Regardless of how you feel on that particular issue, there's a similar pattern at work here. AT&T says this is about relieving network congestion, but isn't actually doing anything about it. Instead, they're charging people who use the network more, then claiming it makes a difference.

Also, 3vi1:

Consider this:

Most households don't play L4D2. (I'll let your Sims count). You updated Linux distros on 5-6 machines. Most people don't use Linux, don't download distros, and don't *use* 5-6 machines. Finally, you watched HD videos. The overwhelming amount of HD content is still consumed via television.

You're not an average user. I'm not either--but you can't seriously think your usage pattern is representative.

3vi1 3 years ago

>> You're not an average user. I'm not either--but you can't seriously think your usage pattern is representative.

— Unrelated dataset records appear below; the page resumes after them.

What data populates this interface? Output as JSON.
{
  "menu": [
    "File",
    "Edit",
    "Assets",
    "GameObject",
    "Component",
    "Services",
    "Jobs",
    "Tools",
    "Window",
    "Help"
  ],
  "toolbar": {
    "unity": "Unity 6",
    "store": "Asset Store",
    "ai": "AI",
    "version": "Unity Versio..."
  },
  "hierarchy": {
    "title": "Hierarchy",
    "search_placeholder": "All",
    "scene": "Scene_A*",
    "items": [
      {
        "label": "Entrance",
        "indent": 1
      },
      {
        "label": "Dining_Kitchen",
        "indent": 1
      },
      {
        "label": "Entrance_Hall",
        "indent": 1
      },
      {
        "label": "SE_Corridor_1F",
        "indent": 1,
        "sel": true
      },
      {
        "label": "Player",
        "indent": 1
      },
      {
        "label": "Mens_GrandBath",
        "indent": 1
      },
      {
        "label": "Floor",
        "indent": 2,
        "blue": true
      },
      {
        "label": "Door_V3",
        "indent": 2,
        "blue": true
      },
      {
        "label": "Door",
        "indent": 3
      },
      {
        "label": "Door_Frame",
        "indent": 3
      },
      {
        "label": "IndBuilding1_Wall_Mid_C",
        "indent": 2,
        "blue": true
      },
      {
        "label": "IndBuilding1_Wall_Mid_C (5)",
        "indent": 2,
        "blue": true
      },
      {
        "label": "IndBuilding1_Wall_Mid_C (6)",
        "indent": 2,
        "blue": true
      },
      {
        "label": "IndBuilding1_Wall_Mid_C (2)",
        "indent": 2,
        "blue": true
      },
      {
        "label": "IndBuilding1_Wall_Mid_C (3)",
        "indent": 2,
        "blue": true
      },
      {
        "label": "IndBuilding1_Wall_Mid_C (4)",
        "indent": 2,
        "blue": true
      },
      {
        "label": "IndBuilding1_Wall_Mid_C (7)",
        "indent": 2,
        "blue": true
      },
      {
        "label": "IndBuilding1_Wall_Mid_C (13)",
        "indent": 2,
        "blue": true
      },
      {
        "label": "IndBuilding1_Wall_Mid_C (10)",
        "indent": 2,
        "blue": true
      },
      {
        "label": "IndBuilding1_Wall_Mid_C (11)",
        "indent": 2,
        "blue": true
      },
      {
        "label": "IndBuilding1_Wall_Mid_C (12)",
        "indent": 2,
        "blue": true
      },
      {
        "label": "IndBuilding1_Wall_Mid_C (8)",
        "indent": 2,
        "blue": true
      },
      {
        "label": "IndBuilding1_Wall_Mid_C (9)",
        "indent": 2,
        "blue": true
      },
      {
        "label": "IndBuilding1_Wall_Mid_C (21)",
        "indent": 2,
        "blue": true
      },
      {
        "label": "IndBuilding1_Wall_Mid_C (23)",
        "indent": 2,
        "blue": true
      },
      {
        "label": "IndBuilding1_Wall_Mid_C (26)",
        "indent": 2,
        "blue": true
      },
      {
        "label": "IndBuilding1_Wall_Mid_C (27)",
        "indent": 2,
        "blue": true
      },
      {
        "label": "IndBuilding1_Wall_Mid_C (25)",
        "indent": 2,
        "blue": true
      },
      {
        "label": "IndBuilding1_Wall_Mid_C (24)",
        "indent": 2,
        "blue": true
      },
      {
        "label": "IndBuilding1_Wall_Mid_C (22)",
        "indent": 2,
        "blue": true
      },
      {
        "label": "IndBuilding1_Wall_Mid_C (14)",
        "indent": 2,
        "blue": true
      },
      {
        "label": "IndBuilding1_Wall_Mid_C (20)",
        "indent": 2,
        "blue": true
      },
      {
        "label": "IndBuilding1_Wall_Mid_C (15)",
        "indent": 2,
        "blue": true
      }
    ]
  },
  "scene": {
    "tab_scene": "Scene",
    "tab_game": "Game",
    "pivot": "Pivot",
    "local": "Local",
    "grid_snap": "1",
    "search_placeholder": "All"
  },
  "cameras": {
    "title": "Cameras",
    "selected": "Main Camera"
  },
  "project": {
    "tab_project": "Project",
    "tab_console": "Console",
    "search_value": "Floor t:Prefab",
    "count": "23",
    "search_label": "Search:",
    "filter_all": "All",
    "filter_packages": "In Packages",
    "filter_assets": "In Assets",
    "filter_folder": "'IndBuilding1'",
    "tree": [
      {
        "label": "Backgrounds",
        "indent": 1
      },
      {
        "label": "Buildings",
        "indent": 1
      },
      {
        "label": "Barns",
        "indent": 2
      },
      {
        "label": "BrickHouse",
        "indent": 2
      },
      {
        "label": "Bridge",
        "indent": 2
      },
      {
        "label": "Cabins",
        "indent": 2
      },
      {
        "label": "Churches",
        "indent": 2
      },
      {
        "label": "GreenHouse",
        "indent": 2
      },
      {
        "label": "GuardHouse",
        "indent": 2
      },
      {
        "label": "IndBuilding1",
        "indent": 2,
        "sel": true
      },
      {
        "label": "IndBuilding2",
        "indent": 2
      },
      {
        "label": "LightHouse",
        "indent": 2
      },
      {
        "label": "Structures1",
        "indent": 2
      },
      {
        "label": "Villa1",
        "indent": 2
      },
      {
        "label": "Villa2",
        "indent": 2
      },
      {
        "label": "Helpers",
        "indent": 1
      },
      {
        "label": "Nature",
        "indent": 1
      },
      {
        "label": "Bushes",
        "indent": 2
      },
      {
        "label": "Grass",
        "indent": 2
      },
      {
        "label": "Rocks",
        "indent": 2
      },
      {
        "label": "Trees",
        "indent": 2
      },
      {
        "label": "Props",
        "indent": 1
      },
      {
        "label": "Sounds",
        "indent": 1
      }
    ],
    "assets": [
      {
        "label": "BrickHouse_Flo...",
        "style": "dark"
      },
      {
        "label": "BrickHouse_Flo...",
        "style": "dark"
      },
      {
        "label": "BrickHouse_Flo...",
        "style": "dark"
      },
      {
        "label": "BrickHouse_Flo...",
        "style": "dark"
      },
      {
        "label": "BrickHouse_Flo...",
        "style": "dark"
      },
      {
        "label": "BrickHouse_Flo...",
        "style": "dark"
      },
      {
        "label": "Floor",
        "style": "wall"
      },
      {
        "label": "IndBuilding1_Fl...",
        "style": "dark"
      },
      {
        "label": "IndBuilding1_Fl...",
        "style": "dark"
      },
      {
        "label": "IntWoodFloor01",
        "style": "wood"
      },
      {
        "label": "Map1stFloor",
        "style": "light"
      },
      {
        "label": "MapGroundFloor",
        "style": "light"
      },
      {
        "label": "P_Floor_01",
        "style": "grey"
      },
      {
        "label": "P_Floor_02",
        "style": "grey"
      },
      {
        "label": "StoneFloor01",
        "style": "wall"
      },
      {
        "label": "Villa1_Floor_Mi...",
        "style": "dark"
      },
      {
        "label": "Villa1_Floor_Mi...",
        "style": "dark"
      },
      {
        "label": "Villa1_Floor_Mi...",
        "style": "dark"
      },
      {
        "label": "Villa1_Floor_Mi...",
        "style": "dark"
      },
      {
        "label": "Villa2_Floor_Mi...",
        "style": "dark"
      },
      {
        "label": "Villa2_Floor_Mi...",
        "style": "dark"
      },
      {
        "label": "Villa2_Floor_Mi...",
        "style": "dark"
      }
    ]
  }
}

I don't care if my usage pattern isn't representative.  I paid for unlimited internet.  Give me unlimited internet.  Otherwise, advertise your caps and let the market sort it out.

jman7 3 years ago

What this is really about is a war on family use of the Internet media. Its about making sure your only value choice for video content is AT&T Uverse video they plan on rolling out everywhere eventually.. They want to keep Netflix, Amazon and Google video in its place and prevent the proliferation of ITV. The FCC needs to get off their butt and do something about this.

Countries all over the world are expanding broadband into the 1 Gig range and moving their countries forward. The US is slowing down its Internet and dooming our technological advancement to crawl so a bunch of fat cats investors can get richer. Lets not forget most of the Internet is built on government handouts to the telecommunications companies to advance our countries society. Its our Internet and we want it back with no restrictions and price gauging. AT&T always make a great profit margin so there is no reason other than they can spend less on infrastructure and pocket even greater profits while forcing more customers to choose their video services.

As far as relieving congestion I don't see it.  Never had  a single congestion problem on my DSL before these caps.  I had Charter Interent before their  caps and never had an issue with no slow downs ever.  There is no over congestion. There is a lack of willingness to make things faster but as far as a daily congestion which is effecting performance - no way.  If congestion is the problem perhaps the best technique would be slowdowns for high bandwidth users during peak hours. But its not about that its about control of the US population and showing the average US Joe and Jane that the rich people call all the shots.

omegadraco 3 years ago

@jman7 great points and this is the main reason why this group is requesting the FCC to examine the broadband caps because they are about profitability and not overall performance. Throttling bandwidth use is much more effective then simply charging customers more. But even throttling should not be allowed since you are supposed to be provied a certain speed connection.